Fragen an die Juryvorsitzende Jacqueline Pauli
Der Betonpreis 2025 umfasst zum ersten Mal die Kategorie Infrastrukturbau. Was erwarten Sie von dieser Erweiterung und welche Rolle kann der Infrastrukturbau in Bezug auf Nachhaltigkeit und Innovation spielen?"
Von den rund 15 Millionen Kubikmetern Beton, die jedes Jahr verbaut werden, werden etwa 7 % im Infrastrukturbau verwendet. Gleichzeitig gibt es aufgrund der höheren Anforderungen an die Tragfähigkeit und Dauerhaftigkeit der im Infrastrukturbau verwendeten Materialien weniger Alternativen zu Beton. Ein sorgfältiger, effizienter und ressourcenschonender Umgang mit Beton ist daher im Infrastrukturbau mindestens genauso entscheidend wie im Hochbau.
Tragwerke sind ein wesentliches Element beim Bau von Ingenieurbauwerken. Welche Einsparpotenziale für Material und Ressourcen sehen Sie in einer optimierten Gestaltung der Tragwerke?
Die Einsparpotenziale durch einen optimierten Materialeinsatz sind tatsächlich sehr hoch, bei Betondecken kann z. B. bis zur Hälfte des Materials eingespart werden, wenn statt einer Flachdecke eine optimierte Rippendecke verwendet wird - kommt noch ein leichter Wölbungseffekt hinzu, ist die Materialeinsparung noch größer. Ähnliche Potenziale liegen in Betonmischungen verborgen; insbesondere beim Bau von Gebäuden könnten in vielen Fällen Mischungen verwendet werden, die geringere Festigkeiten oder Expositionsklassen als die Standardtypen erreichen und dementsprechend einen geringeren ökologischen Fußabdruck aufweisen.
Beide Optimierungen, die geometrische und die materialtechnologische, gewinnen massiv an Bedeutung, sobald Nachhaltigkeitsaspekte als gleichwertige Kriterien in die Planung und Ausführung einbezogen werden. Dass die Arbeit von uns Ingenieuren dadurch an Relevanz gewinnt, ist ein schöner Nebeneffekt dieser Entwicklung, und der Betonpreis würdigt dies nun, indem er den Preis an Planungsteams und nicht nur an Architekten vergibt.
Gibt es aktuelle Entwicklungen oder innovative Ansätze, die Ihrer Meinung nach die Zukunft der Planung von Betonkonstruktionen prägen könnten?
Man kann die Trends im Hochbau bereits erkennen, wenn man sich die Wettbewerbssummen der letzten Jahre ansieht.
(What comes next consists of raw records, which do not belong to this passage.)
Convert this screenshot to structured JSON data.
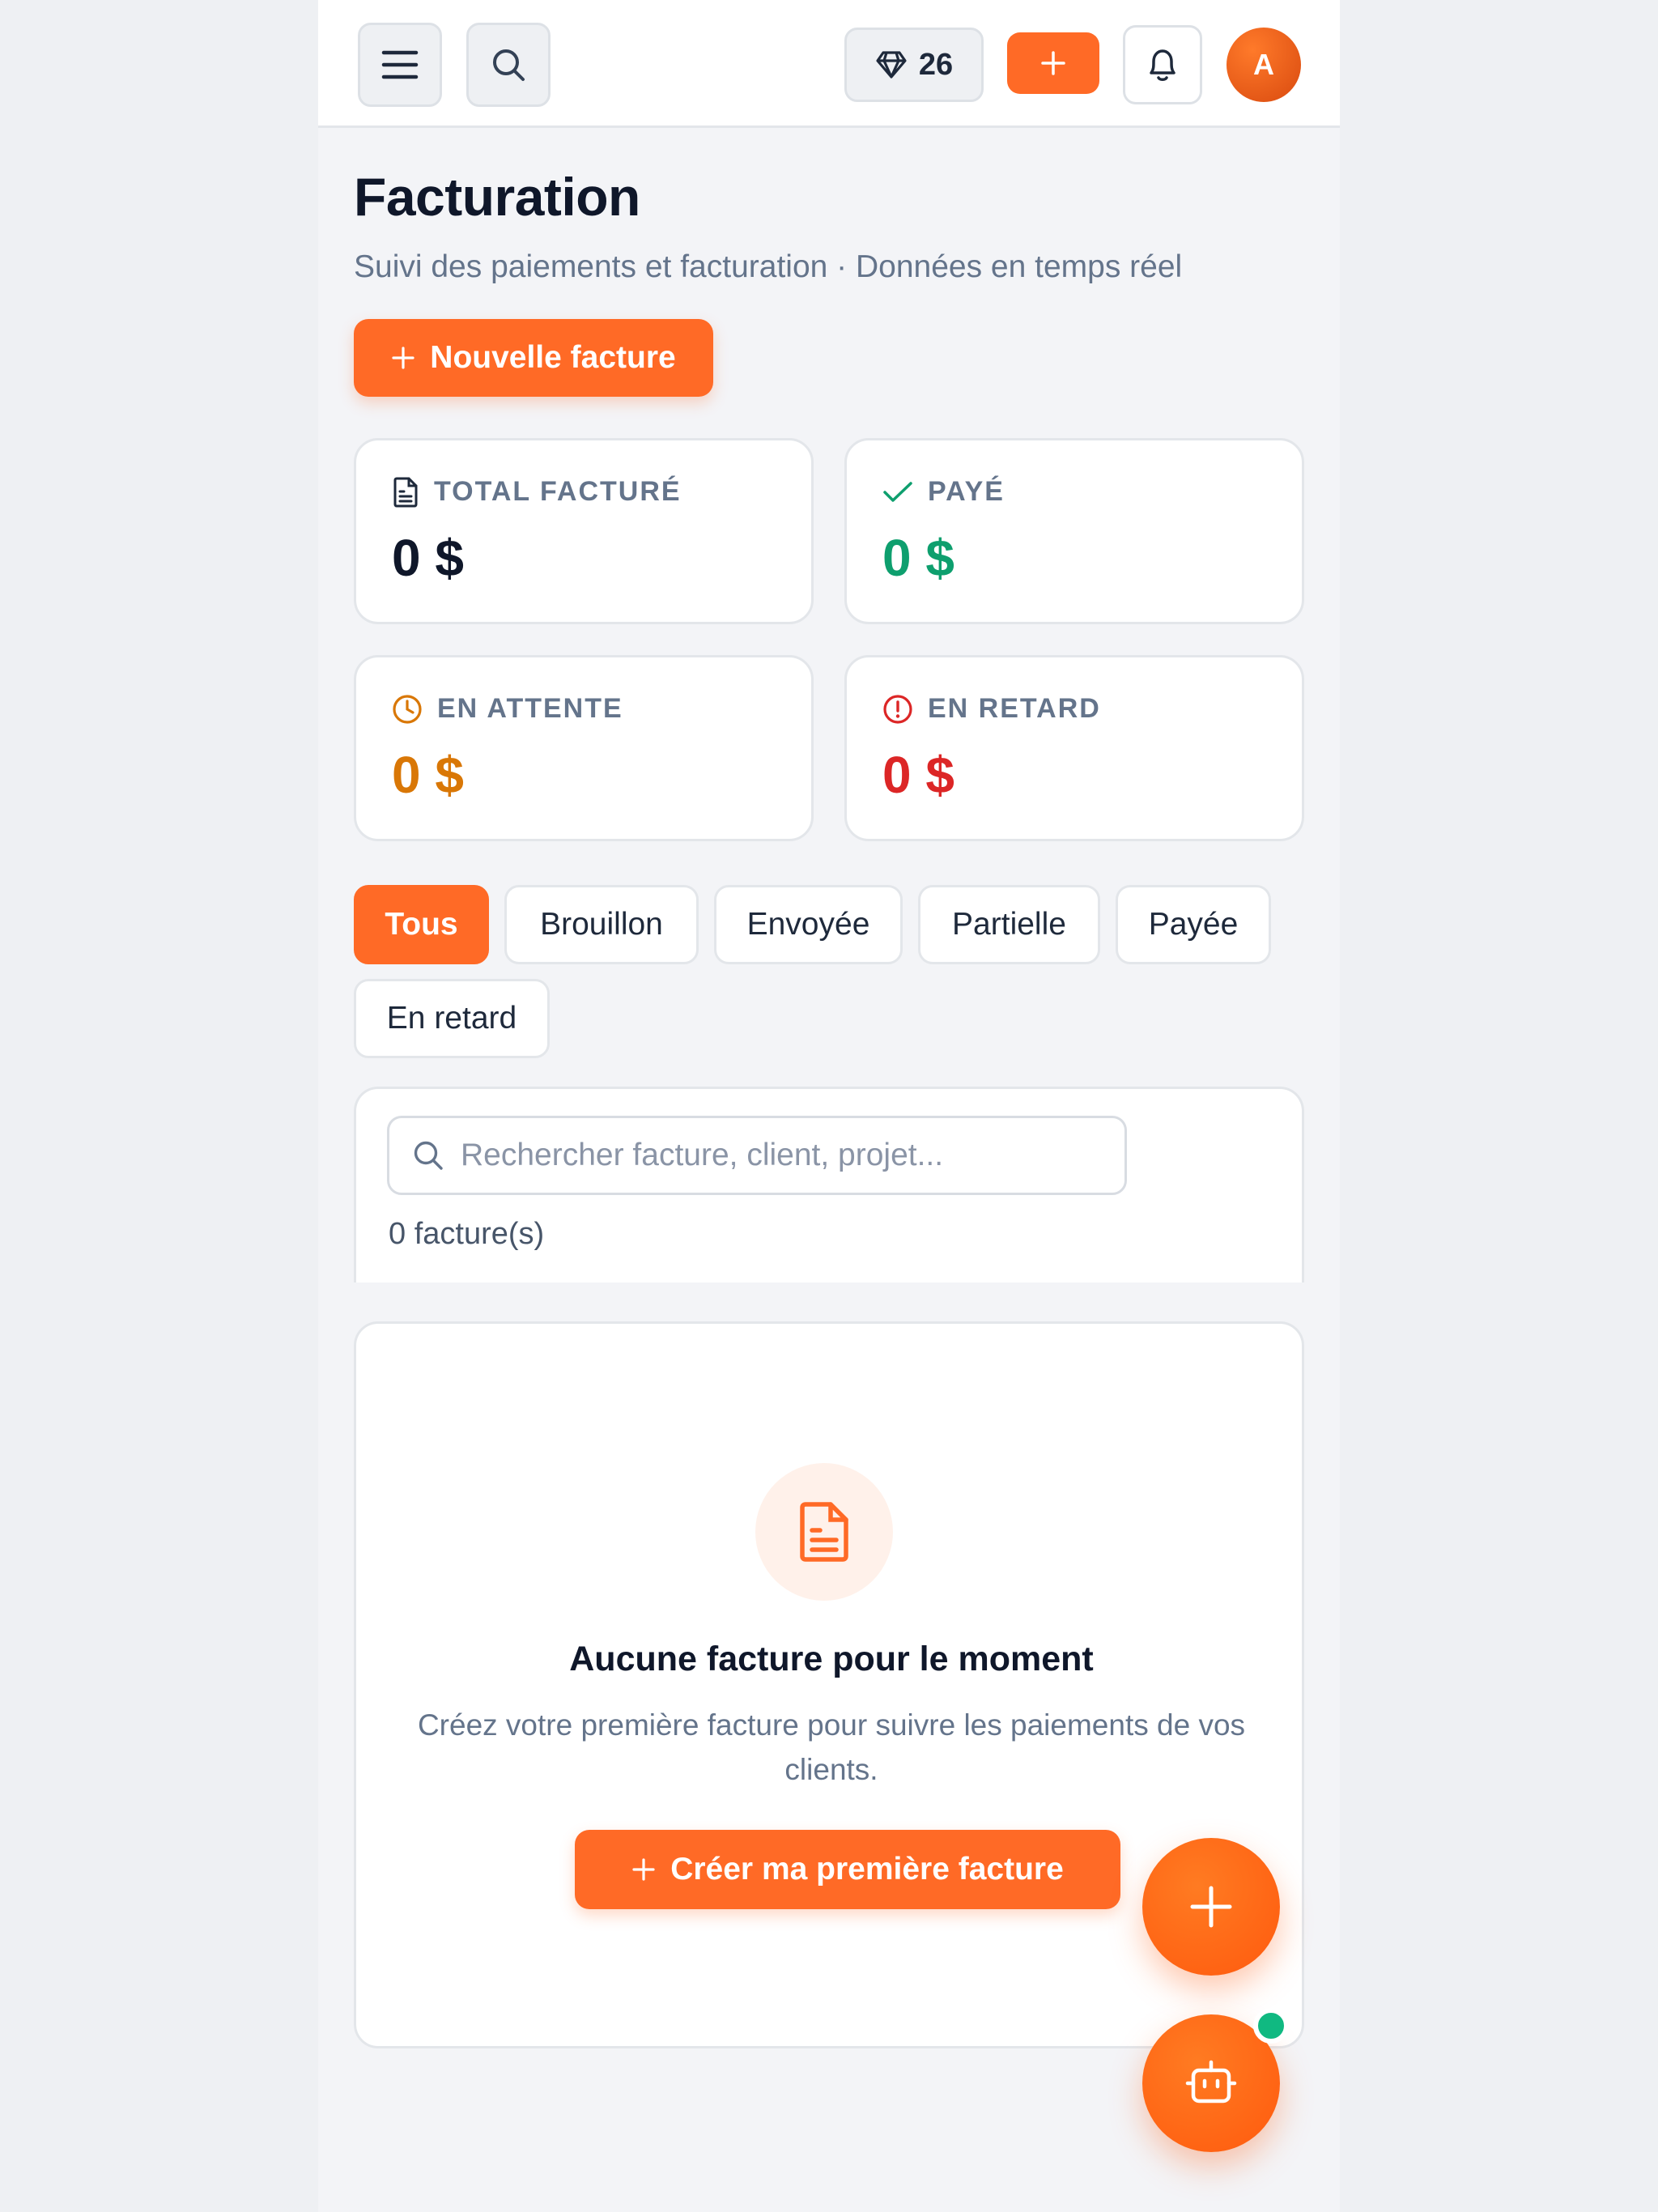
{
  "header": {
    "gems_count": "26",
    "avatar_initial": "A"
  },
  "page": {
    "title": "Facturation",
    "subtitle": "Suivi des paiements et facturation · Données en temps réel",
    "new_invoice_label": "Nouvelle facture"
  },
  "stats": [
    {
      "label": "TOTAL FACTURÉ",
      "value": "0 $",
      "color": "#0f172a",
      "icon": "document-icon"
    },
    {
      "label": "PAYÉ",
      "value": "0 $",
      "color": "#0e9f6e",
      "icon": "check-icon"
    },
    {
      "label": "EN ATTENTE",
      "value": "0 $",
      "color": "#d97706",
      "icon": "clock-icon"
    },
    {
      "label": "EN RETARD",
      "value": "0 $",
      "color": "#dc2626",
      "icon": "alert-circle-icon"
    }
  ],
  "filters": [
    "Tous",
    "Brouillon",
    "Envoyée",
    "Partielle",
    "Payée",
    "En retard"
  ],
  "active_filter": "Tous",
  "search": {
    "placeholder": "Rechercher facture, client, projet...",
    "value": ""
  },
  "results_count": "0 facture(s)",
  "empty_state": {
    "title": "Aucune facture pour le moment",
    "description": "Créez votre première facture pour suivre les paiements de vos clients.",
    "cta_label": "Créer ma première facture"
  },
  "colors": {
    "accent": "#ff6a26",
    "success": "#10b981"
  }
}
Die Flachdecke ist nicht mehr in Mode, sie wird durch Rippendecken, leichte Gewölbedecken oder auch Balkensysteme mit z. B. eingefügten Holzdeckenelementen ersetzt. Sie sind Ausdruck der Strategie, Beton nur dort einzusetzen, wo er statisch sinnvoll ist und seine Stärken voll ausspielen kann, und dabei nicht mehr Material zu verbrauchen, als unbedingt notwendig ist.
Ein weiterer Trend geht in Richtung Demontierbarkeit und damit der Möglichkeit einer späteren Wiederverwendung der Elemente. Auch das Gießen aller Bauelemente vor Ort ist aus heutiger Sicht keine zukunftsweisende Lösung.
Was noch zu wenig getan wird, ist die oben beschriebene projektspezifische Optimierung auf der Ebene der Materialtechnologie; hier wird sich hoffentlich in den nächsten Jahren etwas ändern.
Im Vergleich zum allgemeinen Diskurs vor einigen Jahren hat sich in den Köpfen der Planer und Bauherren viel verändert, neue (oder wiederentdeckte) Technologien, Materialkonzepte und Tragwerkstypologien werden diskutiert und zunehmend umgesetzt.